O que diz o jurista dos acusados de torturar Rubens Paiva
Em entrevista à BBC News Brasil no ano pretérito, o jurista Rodrigo Roca, que representa os acusados de torturar e matar Rubens Paiva, questionou a argumentação de que os crimes da ditadura podem ser enquadrados uma vez que crimes contra a humanidade.
Na visão de Roca, para ser um delito contra a humanidade, a conduta precisa ter sido voltada contra uma população social, o que, segundo ele, não seria o caso.

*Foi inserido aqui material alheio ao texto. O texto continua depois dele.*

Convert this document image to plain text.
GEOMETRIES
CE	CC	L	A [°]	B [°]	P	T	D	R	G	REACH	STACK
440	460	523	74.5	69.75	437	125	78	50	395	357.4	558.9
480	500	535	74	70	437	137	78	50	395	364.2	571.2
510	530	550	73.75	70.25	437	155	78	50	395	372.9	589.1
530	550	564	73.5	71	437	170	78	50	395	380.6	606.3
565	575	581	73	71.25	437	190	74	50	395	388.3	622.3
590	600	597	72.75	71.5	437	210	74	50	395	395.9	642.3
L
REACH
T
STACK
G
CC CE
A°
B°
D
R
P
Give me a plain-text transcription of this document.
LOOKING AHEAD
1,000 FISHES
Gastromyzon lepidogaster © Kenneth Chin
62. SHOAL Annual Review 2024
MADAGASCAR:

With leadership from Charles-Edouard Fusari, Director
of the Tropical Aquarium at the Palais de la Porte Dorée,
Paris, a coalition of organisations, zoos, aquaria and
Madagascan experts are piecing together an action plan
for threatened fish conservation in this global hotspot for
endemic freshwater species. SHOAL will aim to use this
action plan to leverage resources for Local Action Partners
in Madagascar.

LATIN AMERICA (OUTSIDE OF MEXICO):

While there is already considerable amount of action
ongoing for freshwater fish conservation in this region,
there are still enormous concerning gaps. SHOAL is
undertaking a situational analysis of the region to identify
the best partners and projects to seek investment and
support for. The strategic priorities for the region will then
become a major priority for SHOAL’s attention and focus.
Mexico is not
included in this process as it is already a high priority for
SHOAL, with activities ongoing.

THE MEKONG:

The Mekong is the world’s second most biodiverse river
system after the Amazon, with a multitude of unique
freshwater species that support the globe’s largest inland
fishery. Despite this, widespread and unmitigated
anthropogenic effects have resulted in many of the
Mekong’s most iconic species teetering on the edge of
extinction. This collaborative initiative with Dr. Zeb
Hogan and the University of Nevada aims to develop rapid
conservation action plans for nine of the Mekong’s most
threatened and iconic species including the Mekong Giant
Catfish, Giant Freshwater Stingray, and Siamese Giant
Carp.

“Uma conduta para ser considerada delito contra a humanidade, ela precisa se voltar contra a população social uma vez que um todo. E não contra determinados grupos insurgentes. Isso legalmente, ou seja, tecnicamente, penso até que dogmaticamente, não poderia não ser tipificado uma vez que delito contra a humanidade”, disse.
O jurista afirmou ainda que o processo movido pelo MPF que procura um desfecho para a morte de Rubens Paiva, iniciado durante o governo Dilma e na esteira das conclusões da Percentagem da Verdade, teve um “viés político”.
Segundo ele, sempre que um governo de esquerda chega ao poder, há um “recrudescimento desse movimento”, que ele qualifica uma vez que “delírios”.
“É preciso se perguntar antes a quem isso vai interessar, qual é a relação custo-benefício de uma novidade mobilização dessas, do governo, de alguns setores do judiciário, em torno de pessoas com questões jurídicas plenamente resolvidas, quer proferir, é uma perda para todos, é uma guerra sem vencedores”, acrescenta.
“Há um revolvimento de uma material jurídica já muito desgastada e resolvida do ponto de vista social. Caberia ao projecto jurídico somente aderir a essa consciência popular e por um termo nessa história”, acrescentou, na ocasião.